Max himself was five of those trains. After the restaurant poster, he created several more. When told by his printer he had sold some 7 million posters in a span of nine months between 1966-67, Max was fully convinced of the merits of his work.

“It was satisfying. I was worth something,” he said. “I thought those first few awards were just beginner’s luck.

“I’m this kid from China, living here, suddenly selling 7 million posters. It was a number I couldn’t conceive. If I had sold 150 posters, I would have called my mother.”

By the late ’60s, Max had a career that he literally could not have imagined a few years earlier; it was the kind of career that hardly existed for a visual artist. General Electric approached him about designing watches; soon enough Max’s signature colors and shapes were on hundreds of thousands of timepieces, as well as dozens of other commercial products. He appeared on television talk shows. He rode around Manhattan in a self-designed Rolls Royce.

Max balanced his commercial success with a spiritual quest. One night in 1966, he made a 5-by-5-foot collage: “Galaxies, nebulas, planets and stars and reptiles. To find out what life is all about,” he said. “And it didn’t give me any enlightenment.”

But that night, Max got a call, summoning him to Paris to work on a film project. In Paris he met Swami Satchidananda, who fascinated Max. Max brought the swami to New York, which led to the founding of the Integral Yoga Institute. It also led to Max’s work taking on a distinctly feel-good vibe.

“Working with the swami brought me to all the hippies,” said Max. “And all these people had better-world ideas. I gravitated toward that. I deemed that to be a cool area to be in.”

Modern-day Max

The ’60s are long gone, both in time and spirit. But Max – unlike say, the Strawberry Alarm Clock – has not been relegated to the status of one-hit wonder.

His connection to the music scene remains strong: Max was the official artist for this year’s Grammy Awards, the sixth time he has held the position.
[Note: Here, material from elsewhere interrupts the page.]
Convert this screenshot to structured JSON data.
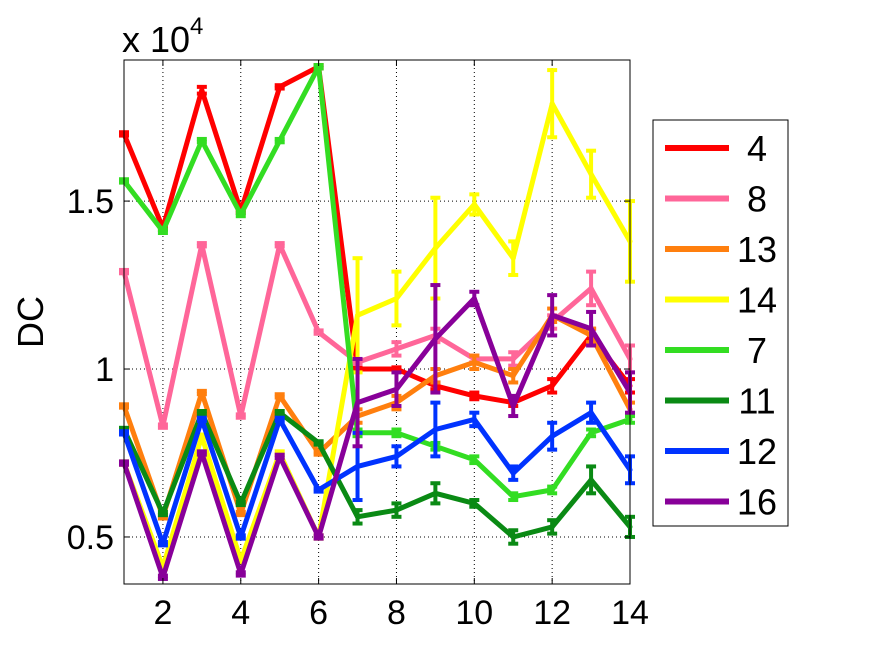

He has painted portraits not only of Mick Jagger and Paul McCartney, but of Britney Spears and Norah Jones. For his 600-foot mural for the stage of Woodstock ’99 – possibly the largest mural ever made – Max used images from his late-’60s period.

Max has painted portraits of six presidents and the Dalai Lama. He has documented Super Bowls and the World Series, the Kentucky Derby and the New York City Marathon. He painted a Boeing 777 jet that is in commercial use. And he is deeply involved in charity work, a streak that started with his fluke assignment as head of the group to restore the Statue of Liberty in 1981. Most recently, he created a series of posters in tribute to the firefighters who died in the World Trade Center attacks, with proceeds from the sales going to various funds to benefit the families of the deceased. As Max puts it, “We say yes to 1,200 charities a year,” adding that the causes nearest his heart are animal protection and environmental preservation.

Max remains in the public eye and continues to work on a grand scale. His midtown Manhattan studio, near Lincoln Center, occupies 45,000 square feet on four floors and employs 105 people. But Max swears he gets the most pleasure from, and spends the most time with, just himself and the basic painting tools.

“I’m strictly an artist, draw and paint,” said Max, who has lived in the same building on Manhattan’s Upper West Side for more than 30 years. “Ninety percent of my time is in the studio, on a huge floor, filled with paints. And every once in a while I take on the larger-than-life projects. I love for some of these ideas, my paintings and fantasies, to live outside of me.”

And Max doesn’t make apologies for being a celebrity artist. For one thing, he remembers what it was like to have no one interested in his work. For another, he thinks that the idea of the great artist as someone locked away in a room with an easel and brushes is a dated one.

“Matisse, Picasso, Monet – if these guys lived today, they’d be on MTV in some way,” said Max. “They’d be on the network news.”